JAKARTA – Idul Fitri memiliki arti kembali kepada fitrah kemanusiaan yang mengacu kepada tiga nilai utama. Pertama keimanan, kedua kebaikan, dan ketiga keindahan. Maka pada konteks Idul Fitri tahun ini, umat Islam harus memaknainya agar memberikan rasa aman, baik kepada diri sendiri maupun orang lain.
Caranya, mengokohkan kebersamaan dan kepatuhan dengan memakai masker, menjaga jarak, dan selalu mencuci tangan, untuk menyempurnakan kemenangan di hari Fitri.
Demikian diungkapkan Anggota Komisi VIII DPR RI, Maman Imanulhaq, di Jakarta, Selasa (11/5/2021).
“Itulah sesungguhnya hakikat Idul Fitir, karena kalau kita memiliki rasa aman, akan terjadi kebaikan di tengah masyarakat. Kebaikan yang diharapkan adalah tidak menyebarnya Covid-19,” ujarnya.

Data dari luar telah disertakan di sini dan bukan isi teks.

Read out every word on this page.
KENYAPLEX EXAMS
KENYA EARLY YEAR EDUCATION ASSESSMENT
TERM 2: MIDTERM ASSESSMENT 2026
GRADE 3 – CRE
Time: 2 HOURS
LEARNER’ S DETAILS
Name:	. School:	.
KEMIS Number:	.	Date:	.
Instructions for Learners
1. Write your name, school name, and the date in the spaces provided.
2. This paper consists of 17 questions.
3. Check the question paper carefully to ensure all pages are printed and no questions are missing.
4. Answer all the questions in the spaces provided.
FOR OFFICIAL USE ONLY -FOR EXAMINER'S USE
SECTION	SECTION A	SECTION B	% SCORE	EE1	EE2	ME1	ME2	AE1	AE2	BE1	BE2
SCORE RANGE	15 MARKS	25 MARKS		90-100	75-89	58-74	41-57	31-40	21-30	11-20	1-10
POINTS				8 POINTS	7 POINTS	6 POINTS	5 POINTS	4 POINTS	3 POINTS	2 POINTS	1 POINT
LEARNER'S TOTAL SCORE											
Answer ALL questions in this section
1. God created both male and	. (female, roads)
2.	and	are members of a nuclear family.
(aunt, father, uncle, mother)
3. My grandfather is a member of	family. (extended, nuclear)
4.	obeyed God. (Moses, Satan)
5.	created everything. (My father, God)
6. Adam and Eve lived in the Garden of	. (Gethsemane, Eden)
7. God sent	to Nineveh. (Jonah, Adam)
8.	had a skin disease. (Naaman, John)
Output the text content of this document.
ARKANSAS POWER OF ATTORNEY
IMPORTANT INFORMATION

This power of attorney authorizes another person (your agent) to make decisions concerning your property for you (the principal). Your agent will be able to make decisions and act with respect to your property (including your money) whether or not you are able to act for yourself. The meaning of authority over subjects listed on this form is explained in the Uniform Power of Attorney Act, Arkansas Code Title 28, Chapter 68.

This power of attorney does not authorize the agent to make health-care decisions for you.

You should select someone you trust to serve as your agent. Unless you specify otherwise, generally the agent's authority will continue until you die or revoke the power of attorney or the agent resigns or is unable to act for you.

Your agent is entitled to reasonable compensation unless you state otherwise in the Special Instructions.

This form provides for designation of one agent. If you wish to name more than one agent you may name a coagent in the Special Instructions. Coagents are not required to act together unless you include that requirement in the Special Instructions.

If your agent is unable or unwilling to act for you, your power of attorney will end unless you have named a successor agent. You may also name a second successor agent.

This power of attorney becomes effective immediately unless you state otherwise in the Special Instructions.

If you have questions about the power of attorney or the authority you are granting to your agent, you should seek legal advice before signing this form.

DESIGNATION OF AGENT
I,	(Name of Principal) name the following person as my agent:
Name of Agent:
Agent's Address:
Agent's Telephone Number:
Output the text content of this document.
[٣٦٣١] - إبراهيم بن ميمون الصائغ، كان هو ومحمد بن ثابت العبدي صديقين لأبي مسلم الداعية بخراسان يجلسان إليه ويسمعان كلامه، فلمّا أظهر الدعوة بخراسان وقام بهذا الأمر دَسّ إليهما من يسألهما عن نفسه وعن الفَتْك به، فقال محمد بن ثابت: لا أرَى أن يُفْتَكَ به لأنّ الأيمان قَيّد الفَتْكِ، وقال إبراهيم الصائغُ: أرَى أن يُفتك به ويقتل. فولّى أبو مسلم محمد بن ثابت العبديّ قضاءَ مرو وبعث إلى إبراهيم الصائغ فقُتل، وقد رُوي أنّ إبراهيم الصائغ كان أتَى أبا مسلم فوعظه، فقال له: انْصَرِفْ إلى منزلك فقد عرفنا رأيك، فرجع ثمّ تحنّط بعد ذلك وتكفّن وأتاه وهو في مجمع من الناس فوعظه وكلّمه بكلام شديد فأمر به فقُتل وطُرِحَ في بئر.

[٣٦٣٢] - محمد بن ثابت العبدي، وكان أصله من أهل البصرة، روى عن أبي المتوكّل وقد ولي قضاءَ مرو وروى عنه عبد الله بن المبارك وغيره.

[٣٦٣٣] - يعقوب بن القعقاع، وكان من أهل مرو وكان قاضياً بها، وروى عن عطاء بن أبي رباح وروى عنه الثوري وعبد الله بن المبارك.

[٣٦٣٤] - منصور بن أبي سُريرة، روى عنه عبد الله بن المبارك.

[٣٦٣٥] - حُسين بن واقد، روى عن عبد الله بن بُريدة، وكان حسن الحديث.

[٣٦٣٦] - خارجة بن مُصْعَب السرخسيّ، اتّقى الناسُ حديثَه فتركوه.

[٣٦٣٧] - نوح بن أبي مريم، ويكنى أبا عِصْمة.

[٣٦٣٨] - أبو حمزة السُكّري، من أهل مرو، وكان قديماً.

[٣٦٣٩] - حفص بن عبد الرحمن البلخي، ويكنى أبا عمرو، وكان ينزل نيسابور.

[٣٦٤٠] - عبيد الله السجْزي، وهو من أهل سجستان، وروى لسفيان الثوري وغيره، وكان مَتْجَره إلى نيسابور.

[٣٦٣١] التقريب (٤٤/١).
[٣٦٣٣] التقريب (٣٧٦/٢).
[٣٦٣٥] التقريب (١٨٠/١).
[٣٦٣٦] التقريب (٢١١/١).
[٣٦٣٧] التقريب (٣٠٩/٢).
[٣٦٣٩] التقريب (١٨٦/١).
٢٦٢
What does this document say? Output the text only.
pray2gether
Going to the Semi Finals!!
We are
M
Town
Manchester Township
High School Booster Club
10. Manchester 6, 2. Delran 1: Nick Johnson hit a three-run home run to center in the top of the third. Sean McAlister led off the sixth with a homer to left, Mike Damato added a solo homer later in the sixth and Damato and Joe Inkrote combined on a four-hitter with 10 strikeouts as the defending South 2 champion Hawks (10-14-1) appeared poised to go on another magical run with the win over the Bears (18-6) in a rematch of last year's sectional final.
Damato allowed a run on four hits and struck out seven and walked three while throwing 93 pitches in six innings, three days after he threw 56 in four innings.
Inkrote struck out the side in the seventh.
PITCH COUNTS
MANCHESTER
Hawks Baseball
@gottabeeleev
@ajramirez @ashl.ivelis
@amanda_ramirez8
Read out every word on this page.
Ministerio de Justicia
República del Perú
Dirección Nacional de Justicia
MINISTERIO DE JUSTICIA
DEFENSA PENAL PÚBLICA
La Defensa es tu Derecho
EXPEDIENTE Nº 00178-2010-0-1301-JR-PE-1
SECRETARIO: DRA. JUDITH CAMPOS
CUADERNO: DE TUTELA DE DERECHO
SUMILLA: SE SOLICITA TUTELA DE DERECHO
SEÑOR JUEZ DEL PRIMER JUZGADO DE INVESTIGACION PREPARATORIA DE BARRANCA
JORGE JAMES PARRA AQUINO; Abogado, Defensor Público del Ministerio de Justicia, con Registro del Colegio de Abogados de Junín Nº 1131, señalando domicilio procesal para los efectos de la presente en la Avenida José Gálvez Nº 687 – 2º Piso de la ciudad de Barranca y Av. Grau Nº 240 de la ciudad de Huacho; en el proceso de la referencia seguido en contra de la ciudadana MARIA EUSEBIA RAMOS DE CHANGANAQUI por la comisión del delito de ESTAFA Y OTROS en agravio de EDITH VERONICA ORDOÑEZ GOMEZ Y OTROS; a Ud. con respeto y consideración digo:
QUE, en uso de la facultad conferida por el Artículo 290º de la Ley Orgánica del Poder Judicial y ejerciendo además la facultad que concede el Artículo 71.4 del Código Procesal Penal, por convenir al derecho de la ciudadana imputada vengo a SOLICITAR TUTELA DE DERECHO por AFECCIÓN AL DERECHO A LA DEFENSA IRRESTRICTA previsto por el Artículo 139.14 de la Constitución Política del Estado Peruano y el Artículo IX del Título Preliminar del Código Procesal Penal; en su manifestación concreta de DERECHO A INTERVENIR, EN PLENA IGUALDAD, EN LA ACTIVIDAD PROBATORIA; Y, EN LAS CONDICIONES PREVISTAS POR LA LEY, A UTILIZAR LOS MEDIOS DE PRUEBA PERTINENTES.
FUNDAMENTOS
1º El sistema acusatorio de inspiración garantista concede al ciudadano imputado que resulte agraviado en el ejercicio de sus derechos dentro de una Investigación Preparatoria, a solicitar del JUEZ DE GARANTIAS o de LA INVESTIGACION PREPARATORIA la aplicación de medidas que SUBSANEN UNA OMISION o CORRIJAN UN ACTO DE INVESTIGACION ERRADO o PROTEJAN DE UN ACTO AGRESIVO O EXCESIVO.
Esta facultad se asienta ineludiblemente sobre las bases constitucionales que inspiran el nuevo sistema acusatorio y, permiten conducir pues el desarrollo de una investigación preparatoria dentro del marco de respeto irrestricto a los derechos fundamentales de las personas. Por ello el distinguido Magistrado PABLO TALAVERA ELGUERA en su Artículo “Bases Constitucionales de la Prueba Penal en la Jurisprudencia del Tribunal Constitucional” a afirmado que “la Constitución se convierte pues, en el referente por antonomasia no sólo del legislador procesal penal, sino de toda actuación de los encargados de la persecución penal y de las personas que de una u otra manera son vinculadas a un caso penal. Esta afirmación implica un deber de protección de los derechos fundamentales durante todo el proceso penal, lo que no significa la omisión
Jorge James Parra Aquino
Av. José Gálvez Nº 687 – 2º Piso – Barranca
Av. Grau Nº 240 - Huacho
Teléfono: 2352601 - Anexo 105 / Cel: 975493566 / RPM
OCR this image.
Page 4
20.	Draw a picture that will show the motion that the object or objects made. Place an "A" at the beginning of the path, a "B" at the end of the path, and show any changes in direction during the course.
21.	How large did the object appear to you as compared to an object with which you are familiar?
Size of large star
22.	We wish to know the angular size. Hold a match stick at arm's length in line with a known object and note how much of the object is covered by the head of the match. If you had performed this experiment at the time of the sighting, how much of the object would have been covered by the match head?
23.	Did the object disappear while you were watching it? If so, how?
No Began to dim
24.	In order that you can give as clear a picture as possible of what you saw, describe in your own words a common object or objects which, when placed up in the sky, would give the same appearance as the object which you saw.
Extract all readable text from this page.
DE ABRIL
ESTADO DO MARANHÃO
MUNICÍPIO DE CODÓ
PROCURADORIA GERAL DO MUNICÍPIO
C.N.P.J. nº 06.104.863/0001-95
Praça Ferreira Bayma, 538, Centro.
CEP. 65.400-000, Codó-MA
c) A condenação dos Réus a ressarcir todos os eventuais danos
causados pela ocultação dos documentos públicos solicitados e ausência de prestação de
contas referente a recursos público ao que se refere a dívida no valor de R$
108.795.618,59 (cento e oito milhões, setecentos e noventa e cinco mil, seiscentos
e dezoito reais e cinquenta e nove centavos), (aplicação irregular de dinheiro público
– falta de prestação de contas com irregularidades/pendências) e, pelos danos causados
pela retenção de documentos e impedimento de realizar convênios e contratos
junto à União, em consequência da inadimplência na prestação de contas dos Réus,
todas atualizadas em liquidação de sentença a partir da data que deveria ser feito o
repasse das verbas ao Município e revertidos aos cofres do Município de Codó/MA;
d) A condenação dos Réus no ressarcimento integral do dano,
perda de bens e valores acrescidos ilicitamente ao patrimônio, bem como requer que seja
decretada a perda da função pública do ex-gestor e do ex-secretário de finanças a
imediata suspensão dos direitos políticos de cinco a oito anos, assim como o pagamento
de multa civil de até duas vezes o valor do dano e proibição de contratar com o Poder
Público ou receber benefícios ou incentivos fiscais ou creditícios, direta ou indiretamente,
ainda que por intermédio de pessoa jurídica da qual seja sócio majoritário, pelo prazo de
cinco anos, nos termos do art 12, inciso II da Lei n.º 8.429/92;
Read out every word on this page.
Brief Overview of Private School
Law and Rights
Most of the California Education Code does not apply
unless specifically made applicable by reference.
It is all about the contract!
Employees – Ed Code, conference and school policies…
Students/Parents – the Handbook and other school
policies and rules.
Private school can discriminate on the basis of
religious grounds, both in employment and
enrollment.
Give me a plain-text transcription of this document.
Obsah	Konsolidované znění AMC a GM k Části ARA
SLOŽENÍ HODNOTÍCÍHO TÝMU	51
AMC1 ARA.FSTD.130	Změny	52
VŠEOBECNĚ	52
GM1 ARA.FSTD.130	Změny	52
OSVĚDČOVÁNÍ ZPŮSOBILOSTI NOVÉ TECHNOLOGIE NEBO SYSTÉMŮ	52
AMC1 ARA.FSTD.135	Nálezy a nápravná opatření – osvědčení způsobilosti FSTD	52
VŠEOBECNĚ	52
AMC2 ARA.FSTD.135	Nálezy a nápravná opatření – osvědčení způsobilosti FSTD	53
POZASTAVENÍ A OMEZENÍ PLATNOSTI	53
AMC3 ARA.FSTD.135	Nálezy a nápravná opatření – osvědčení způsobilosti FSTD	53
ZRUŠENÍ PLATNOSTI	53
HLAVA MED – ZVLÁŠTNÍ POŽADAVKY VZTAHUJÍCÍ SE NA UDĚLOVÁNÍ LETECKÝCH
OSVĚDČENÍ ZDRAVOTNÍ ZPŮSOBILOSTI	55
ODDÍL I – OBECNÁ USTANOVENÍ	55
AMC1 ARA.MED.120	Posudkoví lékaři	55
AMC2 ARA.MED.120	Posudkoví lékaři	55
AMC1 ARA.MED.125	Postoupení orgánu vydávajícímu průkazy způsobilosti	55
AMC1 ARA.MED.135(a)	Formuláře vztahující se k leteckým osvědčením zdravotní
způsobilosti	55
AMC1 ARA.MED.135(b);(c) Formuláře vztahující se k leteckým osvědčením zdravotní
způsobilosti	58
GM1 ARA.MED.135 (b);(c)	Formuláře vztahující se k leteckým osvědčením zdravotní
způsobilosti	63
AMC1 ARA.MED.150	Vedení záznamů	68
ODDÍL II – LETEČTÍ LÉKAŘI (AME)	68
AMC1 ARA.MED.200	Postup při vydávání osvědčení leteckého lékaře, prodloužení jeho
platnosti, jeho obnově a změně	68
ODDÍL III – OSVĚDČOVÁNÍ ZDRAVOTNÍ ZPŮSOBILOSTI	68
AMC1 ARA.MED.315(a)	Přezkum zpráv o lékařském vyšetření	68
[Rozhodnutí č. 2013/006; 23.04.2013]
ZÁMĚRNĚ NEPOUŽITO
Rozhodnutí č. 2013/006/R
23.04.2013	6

Nilai-nilai kebaikan harus menjadi prinsip utama umat Islam dalam merayakan Idul Fitri, walau dalam keterbatasan. Selain itu, kemenangan pada Idul Fitri sesungguhnya terletak pada kemampuan meraih kebahagiaan dan hanya bisa dicapai atas tiga hal.
Pertama, tazkiyatun fafsi (pensucian diri), tidak boleh ada iri, dengki, dendam, penyebaran hoax, dan fitnah.
“Tidak boleh ada upaya untuk merancang perilaku radikalisme atau terorisme, karena orang yang hatinya suci akan selalu mencintai sesama dan mencintai negeri,” kata dia.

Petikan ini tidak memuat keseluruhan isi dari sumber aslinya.